Le Plus Ancien Débat dans la Politique Climatique
Depuis que les économistes ont proposé pour la première fois de fixer un prix sur les émissions de dioxyde de carbone dans les années 90, les décideurs ont débattu de deux approches principales : une taxe sur le carbone, qui facture directement les émetteurs pour chaque tonne de CO2 qu'ils libèrent, et les systèmes de plafond et échange, qui fixent une limite absolue sur les émissions totales et permettent aux entreprises d'acheter et de vendre des permis dans cette limite.
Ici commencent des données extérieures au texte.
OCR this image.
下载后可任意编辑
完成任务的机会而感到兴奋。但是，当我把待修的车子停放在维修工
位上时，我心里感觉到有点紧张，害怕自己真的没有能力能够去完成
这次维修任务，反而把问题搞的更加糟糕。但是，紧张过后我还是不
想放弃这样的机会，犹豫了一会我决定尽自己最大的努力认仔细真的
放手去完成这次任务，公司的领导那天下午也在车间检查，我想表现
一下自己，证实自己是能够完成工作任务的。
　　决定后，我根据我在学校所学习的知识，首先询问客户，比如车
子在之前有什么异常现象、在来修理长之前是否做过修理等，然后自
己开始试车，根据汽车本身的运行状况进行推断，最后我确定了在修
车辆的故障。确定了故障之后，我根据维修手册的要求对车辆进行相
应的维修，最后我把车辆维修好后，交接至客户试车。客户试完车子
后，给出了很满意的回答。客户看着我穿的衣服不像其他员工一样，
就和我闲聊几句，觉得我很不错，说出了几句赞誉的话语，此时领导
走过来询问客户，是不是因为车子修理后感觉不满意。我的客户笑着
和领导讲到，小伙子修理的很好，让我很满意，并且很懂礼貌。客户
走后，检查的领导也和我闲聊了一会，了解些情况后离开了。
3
Les deux créent des incitations financières à réduire les émissions, mais ils diffèrent fondamentalement dans ce qu'ils garantissent.
Une taxe sur le carbone garantit un prix mais pas un résultat d'émissions — le volume réel de réductions dépend de la façon dont les entreprises réagissent au signal de coût. Un système de plafond et échange bien conçu, en revanche, garantit que les émissions totales ne dépasseront pas le plafond, indépendamment du prix résultant. Une nouvelle étude mondiale a maintenant fourni la comparaison empirique la plus complète à ce jour, et les résultats favorisent les systèmes de négoce.
Conception de l'Étude et Principales Conclusions
La recherche a analysé les politiques de tarification du carbone dans plusieurs pays et juridictions, comparant les trajectoires d'émissions dans les endroits qui ont adopté le négoce de carbone à ceux qui ont mis en place des taxes sur le carbone, en contrôlant les conditions économiques, le mix énergétique et d'autres variables. La conclusion est que les systèmes de plafond et échange ont livré des réductions d'émissions plus importantes que les taxes sur le carbone dans des contextes comparables.
Le mécanisme derrière cette conclusion est quelque peu contre-intuitif. Les taxes sur le carbone sont louées pour leur simplicité et leur prévisibilité des revenus — les entreprises savent exactement ce qu'elles paieront par tonne. Mais le négoce de carbone crée une structure d'incitations fondamentalement différente. Lorsqu'un plafond est resserré, chaque permis devient plus précieux, créant de forts incitations à investir dans les technologies bas carbone et les changements opérationnels. Le prix du permis fournit un signal en temps réel du coût marginal des émissions — un signal qui peut augmenter fortement lorsque le plafond limite l'offre, générant des signaux d'investissement qu'une taxe stable pourrait ne pas produire.